Friday, February 20, 2026

Serene Insurance CEO Backs Local Capacity to Underwrite Ghana’s Marine Cargo Risks

Chief Executive Officer of Serene Insurance and Second Vice President and Chairman of the Ghana Insurers Association, Mercy Naa Koshie Boampong, has strongly defended the capacity of local insurance companies to deliver robust, growth-oriented risk cover for marine and aviation cargo to safeguard Ghana’s import trade over the long term.

Citing Serene Insurance as a clear example of local capability, Mrs Boampong stated that the company is financially sound and technically equipped to support Ghana’s import trade through comprehensive marine cargo insurance solutions.

Her assurance to importers, regulators and industry stakeholders follows government’s decision to intensify enforcement of compulsory domestic marine insurance for all commercial imports. She stressed that local insurers such as Serene Insurance Company Limited possess the experience, technical expertise, financial strength and underwriting capacity required to manage Ghana’s marine cargo risks at scale.

Mrs Boampong noted that marine insurance is neither new nor unfamiliar to the Ghanaian insurance industry. She pointed to decades of experience and well-established underwriting systems within the sector, including at Serene Insurance.

“Marine cargo insurance is not a new product being introduced because of enforcement,” she said. “It is a mature class of business in Ghana.

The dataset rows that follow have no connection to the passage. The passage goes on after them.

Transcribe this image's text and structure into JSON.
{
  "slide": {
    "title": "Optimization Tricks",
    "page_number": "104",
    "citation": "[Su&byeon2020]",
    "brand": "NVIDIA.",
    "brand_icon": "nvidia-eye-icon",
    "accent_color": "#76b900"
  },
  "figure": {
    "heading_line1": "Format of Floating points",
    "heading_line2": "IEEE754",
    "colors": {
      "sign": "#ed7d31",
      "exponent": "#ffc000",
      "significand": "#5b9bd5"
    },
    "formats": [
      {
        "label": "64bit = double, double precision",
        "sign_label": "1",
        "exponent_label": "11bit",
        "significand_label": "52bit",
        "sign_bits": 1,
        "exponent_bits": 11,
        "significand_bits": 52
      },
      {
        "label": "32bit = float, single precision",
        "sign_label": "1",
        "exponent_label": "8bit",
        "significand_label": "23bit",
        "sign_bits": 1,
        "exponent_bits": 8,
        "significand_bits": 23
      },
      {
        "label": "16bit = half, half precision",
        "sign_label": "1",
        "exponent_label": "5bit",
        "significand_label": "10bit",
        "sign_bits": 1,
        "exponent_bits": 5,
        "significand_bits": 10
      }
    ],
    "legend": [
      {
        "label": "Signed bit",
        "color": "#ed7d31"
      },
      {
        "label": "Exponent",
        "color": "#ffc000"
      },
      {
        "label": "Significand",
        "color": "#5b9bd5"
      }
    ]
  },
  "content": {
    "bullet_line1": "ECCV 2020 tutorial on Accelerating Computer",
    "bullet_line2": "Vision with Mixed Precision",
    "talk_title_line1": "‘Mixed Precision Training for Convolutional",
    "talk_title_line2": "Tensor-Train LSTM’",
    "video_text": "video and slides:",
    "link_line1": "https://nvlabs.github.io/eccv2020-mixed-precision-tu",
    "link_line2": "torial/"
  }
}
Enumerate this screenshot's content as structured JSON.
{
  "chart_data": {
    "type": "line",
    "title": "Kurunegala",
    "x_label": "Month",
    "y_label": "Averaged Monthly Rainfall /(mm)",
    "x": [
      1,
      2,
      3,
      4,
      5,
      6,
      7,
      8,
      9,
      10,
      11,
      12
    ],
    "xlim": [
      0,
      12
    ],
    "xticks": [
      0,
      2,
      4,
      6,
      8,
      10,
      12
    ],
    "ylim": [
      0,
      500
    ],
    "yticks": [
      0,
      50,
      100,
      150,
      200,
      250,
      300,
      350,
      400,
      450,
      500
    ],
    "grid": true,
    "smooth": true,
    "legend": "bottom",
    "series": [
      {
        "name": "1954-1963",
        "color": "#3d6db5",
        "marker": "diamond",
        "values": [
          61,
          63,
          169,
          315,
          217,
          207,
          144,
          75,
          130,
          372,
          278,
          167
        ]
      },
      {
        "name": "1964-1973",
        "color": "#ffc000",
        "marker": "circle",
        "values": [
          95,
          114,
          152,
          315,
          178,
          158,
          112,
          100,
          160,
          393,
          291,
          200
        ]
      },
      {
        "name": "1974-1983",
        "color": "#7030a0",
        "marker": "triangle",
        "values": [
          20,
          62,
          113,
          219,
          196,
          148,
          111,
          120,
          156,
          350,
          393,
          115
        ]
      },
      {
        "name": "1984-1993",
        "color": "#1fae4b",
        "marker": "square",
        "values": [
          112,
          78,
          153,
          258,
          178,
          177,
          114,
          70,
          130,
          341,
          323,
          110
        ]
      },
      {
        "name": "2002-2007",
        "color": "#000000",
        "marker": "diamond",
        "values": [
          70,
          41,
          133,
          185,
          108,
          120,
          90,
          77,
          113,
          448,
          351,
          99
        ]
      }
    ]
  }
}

At Serene Insurance, we have the structures, systems and expertise to handle complex and high-value cargo risks, just as the industry has done for decades.”

She explained that marine insurance capacity is built on capital strength, technical competence and access to international reinsurance markets. According to her, local insurers operate within established reinsurance and retrocession frameworks that allow risks to be spread across global markets.

“Every risk underwritten locally is supported by reinsurance,” she said, noting that this guarantees the settlement of claims even in cases involving large losses.

Mrs Boampong further observed that the industry currently has significant unused capacity, largely due to importers insuring cargo offshore despite a local insurance requirement that has been in place since 2006.

“With renewed enforcement, that capacity can now be deployed to protect Ghanaian importers while keeping premium income within the local economy,” she added.

While the enforcement process is expected to be gradual, signals from insurers such as Serene Insurance suggest that the local market is ready to absorb the increased business as compliance improves. She noted that beyond premium retention, the policy would strengthen Ghana’s insurance industry and contribute to broader financial sector development.

“The Ghanaian insurance industry is ready. Serene Insurance is ready,” she said. “The structures, expertise and financial backing are already in place.”

Her comments come as government begins enforcing compulsory local marine cargo insurance under Section 222 of the Insurance Act, 2021 Act 1061, effective February 1, 2026. The directive is being implemented by the Ministry of Finance in collaboration with the Bank of Ghana, the National Insurance Commission and the Ghana Revenue Authority.

Figures from the National Insurance Commission indicate that only about six percent of Ghana’s imports are currently insured locally, despite the legal requirement existing for nearly two decades. The Ghana Insurers Association estimates that close to one hundred million US dollars in marine insurance premiums is paid annually to foreign insurers, funds that could otherwise support local investment and industry growth.

Ghana’s import volumes underline the scale of the opportunity. In 2024, the country handled an estimated 13.7 million metric tonnes of cargo at its ports, with merchandise imports valued at about 15.2 billion US dollars. These include refined petroleum products, grains, edible oils, frozen foods and heavy machinery.

Daniel F Yeboah, Head of Insurance and Pensions at the Ministry of Finance, noted that the policy could generate close to 300 million Ghana cedis annually when fully implemented. He made the remarks at a recent stakeholder engagement organised by the Ghana Chamber of Shipping.

“Over the years, it has been recognised that this policy must be fully rolled out so that the country can derive its full benefits,” Mr Yeboah said, acknowledging that implementation has been slow.